AS Kenakan Sanksi Baru Terkait Iran
10 Jul 2026, 23.01

Amerika Serikat mengeluarkan sanksi baru terkait Iran pada hari Jumat, menargetkan seorang pembiayaan kunci untuk pemimpin baru Iran, Mojtaba Khamenei dan 13 individu serta entitas lainnya.
Latar Belakang Sanksi
Sanksi ini dikeluarkan setelah Tehran melancarkan serangan kembali terhadap tanker minyak di Selat Hormuz, seperti yang dinyatakan oleh Departemen Perbendaharaan.
Sanksi ini menargetkan Ali Ansari, seorang banker dan pengusaha Iran yang berbasis di Dubai, yang sebelumnya telah disanksi oleh Inggris karena perannya dalam mendukung kegiatan finansial Garda Revolusi Iran dan entitas lainnya, menurut Departemen Perbendaharaan.
Tindakan Sanksi
Departemen Perbendaharaan menyatakan bahwa Ansari telah mengalihkan kekayaan yang dibiayai publik ke dalam portofolio ekstensif real estat dan komersial di luar negeri untuk memperkaya dirinya sendiri, elit pemerintah, dan Korps Garda Revolusi Islam (IRGC).

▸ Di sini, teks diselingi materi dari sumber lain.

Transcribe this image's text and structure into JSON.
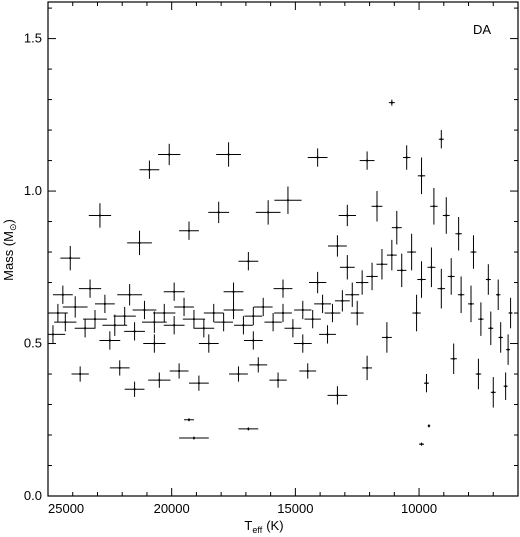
{
  "chart_data": {
    "type": "scatter",
    "title": "",
    "panel_label": "DA",
    "xlabel": {
      "main": "T",
      "sub": "eff",
      "unit": "(K)"
    },
    "ylabel": {
      "main": "Mass (M",
      "sun": "⊙",
      "close": ")"
    },
    "xlim": [
      25000,
      6000
    ],
    "x_reversed": true,
    "ylim": [
      0.0,
      1.62
    ],
    "x_ticks": [
      25000,
      20000,
      15000,
      10000
    ],
    "x_tick_labels": [
      "25000",
      "20000",
      "15000",
      "10000"
    ],
    "y_ticks": [
      0.0,
      0.5,
      1.0,
      1.5
    ],
    "y_tick_labels": [
      "0.0",
      "0.5",
      "1.0",
      "1.5"
    ],
    "error_bars": "x and y",
    "grid": false,
    "series": [
      {
        "name": "",
        "points": [
          [
            24600,
            0.6,
            400,
            0.03
          ],
          [
            24300,
            0.57,
            450,
            0.03
          ],
          [
            23900,
            0.62,
            500,
            0.035
          ],
          [
            23500,
            0.55,
            420,
            0.03
          ],
          [
            23100,
            0.58,
            480,
            0.03
          ],
          [
            22700,
            0.63,
            400,
            0.03
          ],
          [
            22300,
            0.56,
            500,
            0.035
          ],
          [
            21900,
            0.59,
            450,
            0.03
          ],
          [
            21500,
            0.54,
            420,
            0.03
          ],
          [
            21100,
            0.61,
            480,
            0.03
          ],
          [
            20700,
            0.57,
            500,
            0.035
          ],
          [
            20300,
            0.6,
            450,
            0.03
          ],
          [
            19900,
            0.56,
            420,
            0.03
          ],
          [
            19500,
            0.62,
            400,
            0.03
          ],
          [
            19100,
            0.58,
            450,
            0.03
          ],
          [
            18700,
            0.55,
            420,
            0.03
          ],
          [
            18300,
            0.6,
            400,
            0.03
          ],
          [
            17900,
            0.57,
            380,
            0.03
          ],
          [
            17500,
            0.61,
            400,
            0.03
          ],
          [
            17100,
            0.56,
            380,
            0.03
          ],
          [
            16700,
            0.59,
            360,
            0.03
          ],
          [
            16300,
            0.62,
            380,
            0.03
          ],
          [
            15900,
            0.57,
            350,
            0.03
          ],
          [
            15500,
            0.6,
            360,
            0.03
          ],
          [
            15100,
            0.55,
            340,
            0.03
          ],
          [
            14700,
            0.61,
            350,
            0.03
          ],
          [
            14300,
            0.58,
            330,
            0.03
          ],
          [
            13900,
            0.63,
            340,
            0.03
          ],
          [
            13500,
            0.6,
            320,
            0.03
          ],
          [
            13100,
            0.64,
            300,
            0.035
          ],
          [
            12700,
            0.66,
            280,
            0.04
          ],
          [
            12300,
            0.7,
            250,
            0.04
          ],
          [
            11900,
            0.72,
            230,
            0.045
          ],
          [
            11500,
            0.76,
            220,
            0.05
          ],
          [
            11100,
            0.79,
            200,
            0.05
          ],
          [
            10700,
            0.74,
            190,
            0.055
          ],
          [
            10300,
            0.8,
            180,
            0.06
          ],
          [
            9900,
            0.71,
            170,
            0.06
          ],
          [
            9500,
            0.75,
            160,
            0.065
          ],
          [
            9100,
            0.68,
            150,
            0.065
          ],
          [
            8700,
            0.72,
            140,
            0.06
          ],
          [
            8300,
            0.66,
            130,
            0.06
          ],
          [
            7900,
            0.63,
            120,
            0.06
          ],
          [
            7500,
            0.58,
            110,
            0.055
          ],
          [
            7100,
            0.55,
            100,
            0.055
          ],
          [
            6700,
            0.52,
            90,
            0.05
          ],
          [
            6400,
            0.48,
            80,
            0.05
          ],
          [
            24100,
            0.78,
            400,
            0.04
          ],
          [
            22900,
            0.92,
            450,
            0.04
          ],
          [
            21300,
            0.83,
            500,
            0.04
          ],
          [
            20900,
            1.07,
            400,
            0.03
          ],
          [
            20100,
            1.12,
            450,
            0.035
          ],
          [
            19300,
            0.87,
            400,
            0.03
          ],
          [
            18100,
            0.93,
            420,
            0.035
          ],
          [
            17700,
            1.12,
            500,
            0.04
          ],
          [
            16900,
            0.77,
            400,
            0.03
          ],
          [
            16100,
            0.93,
            500,
            0.04
          ],
          [
            15300,
            0.97,
            550,
            0.045
          ],
          [
            14100,
            1.11,
            400,
            0.03
          ],
          [
            13300,
            0.82,
            380,
            0.035
          ],
          [
            12900,
            0.92,
            350,
            0.035
          ],
          [
            12100,
            1.1,
            300,
            0.03
          ],
          [
            11100,
            1.29,
            120,
            0.01
          ],
          [
            10500,
            1.11,
            150,
            0.04
          ],
          [
            9100,
            1.17,
            100,
            0.03
          ],
          [
            23700,
            0.4,
            350,
            0.025
          ],
          [
            22100,
            0.42,
            400,
            0.025
          ],
          [
            21500,
            0.35,
            400,
            0.025
          ],
          [
            20500,
            0.38,
            450,
            0.025
          ],
          [
            19700,
            0.41,
            380,
            0.025
          ],
          [
            18900,
            0.37,
            400,
            0.025
          ],
          [
            17300,
            0.4,
            380,
            0.025
          ],
          [
            16500,
            0.43,
            360,
            0.025
          ],
          [
            15700,
            0.38,
            350,
            0.025
          ],
          [
            14500,
            0.41,
            340,
            0.025
          ],
          [
            13300,
            0.33,
            400,
            0.03
          ],
          [
            12100,
            0.42,
            200,
            0.04
          ],
          [
            19100,
            0.19,
            600,
            0.005
          ],
          [
            16900,
            0.22,
            400,
            0.005
          ],
          [
            19300,
            0.25,
            200,
            0.005
          ],
          [
            9900,
            0.17,
            100,
            0.005
          ],
          [
            9700,
            0.37,
            100,
            0.03
          ],
          [
            9600,
            0.23,
            50,
            0.005
          ],
          [
            9900,
            1.05,
            150,
            0.06
          ],
          [
            9400,
            0.95,
            150,
            0.06
          ],
          [
            8900,
            0.92,
            140,
            0.06
          ],
          [
            8400,
            0.86,
            130,
            0.055
          ],
          [
            7800,
            0.8,
            120,
            0.055
          ],
          [
            7200,
            0.71,
            100,
            0.05
          ],
          [
            6800,
            0.66,
            90,
            0.05
          ],
          [
            6300,
            0.6,
            80,
            0.05
          ],
          [
            8600,
            0.45,
            130,
            0.05
          ],
          [
            7600,
            0.4,
            110,
            0.05
          ],
          [
            7000,
            0.34,
            100,
            0.05
          ],
          [
            6500,
            0.36,
            80,
            0.045
          ],
          [
            11700,
            0.95,
            220,
            0.05
          ],
          [
            10900,
            0.88,
            200,
            0.055
          ],
          [
            11300,
            0.52,
            200,
            0.05
          ],
          [
            10100,
            0.6,
            170,
            0.06
          ],
          [
            24800,
            0.53,
            500,
            0.03
          ],
          [
            24400,
            0.66,
            400,
            0.03
          ],
          [
            23300,
            0.68,
            450,
            0.03
          ],
          [
            22500,
            0.51,
            420,
            0.03
          ],
          [
            21700,
            0.66,
            500,
            0.035
          ],
          [
            20700,
            0.5,
            450,
            0.03
          ],
          [
            19900,
            0.67,
            420,
            0.03
          ],
          [
            18500,
            0.5,
            400,
            0.03
          ],
          [
            17500,
            0.67,
            400,
            0.03
          ],
          [
            16700,
            0.51,
            380,
            0.03
          ],
          [
            15500,
            0.68,
            380,
            0.03
          ],
          [
            14700,
            0.5,
            360,
            0.03
          ],
          [
            14100,
            0.7,
            350,
            0.035
          ],
          [
            13700,
            0.53,
            340,
            0.03
          ],
          [
            12900,
            0.75,
            300,
            0.04
          ],
          [
            12500,
            0.6,
            260,
            0.04
          ]
        ]
      }
    ]
  }
}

Kantor Pengawasan Aset Asing (OFAC) dari Departemen Perbendaharaan juga menargetkan tiga rumah tukar mata uang berbasis Iran dan perusahaan 'boneka' asing yang dikatakan memindahkan miliaran dolar setiap tahunnya atas nama bank Iran yang disanksi, menggunakan lapisan perusahaan shell untuk mengaburkan aktivitas ilegal pemerintah.
Reaksi dan Penjelasan
'Amerika Serikat mengambil tindakan yang kuat untuk memutuskan jalur keuangan yang mempertahankan elit pemerintahan Iran,' kata juru bicara Departemen Luar Negeri, Tommy Pigott, dalam sebuah pernyataan.
Dengan menargetkan jaringan ini, Amerika Serikat secara langsung mengganggu kemampuan rezim untuk mengakses mata uang asing dan melakukan aktivitas keuangan internasional.
Konteks Umum
Iran dan Amerika Serikat telah terlibat dalam ketegangan yang meningkat selama beberapa tahun terakhir, terutama setelah Amerika Serikat meninggalkan Perjanjian Nuklir Iran pada tahun 2018.
Ketegangan ini telah menyebabkan eskalasi sanksi dan tindakan militer, yang berdampak pada perekonomian dan keamanan regional.
Pelajaran dan Refleksi
Peristiwa ini mengingatkan kita tentang pentingnya diplomasi dan dialog dalam menyelesaikan konflik internasional.
Sebagai umat Islam, kita harus selalu berusaha untuk mempromosikan perdamaian, keadilan, dan kesabaran dalam menghadapi tantangan global.
Penutup
Dalam konteks ini, sanksi baru yang dikeluarkan oleh Amerika Serikat terhadap Iran menunjukkan kompleksitas hubungan internasional dan perlunya pendekatan yang bijak dan bertanggung jawab dalam menyelesaikan konflik.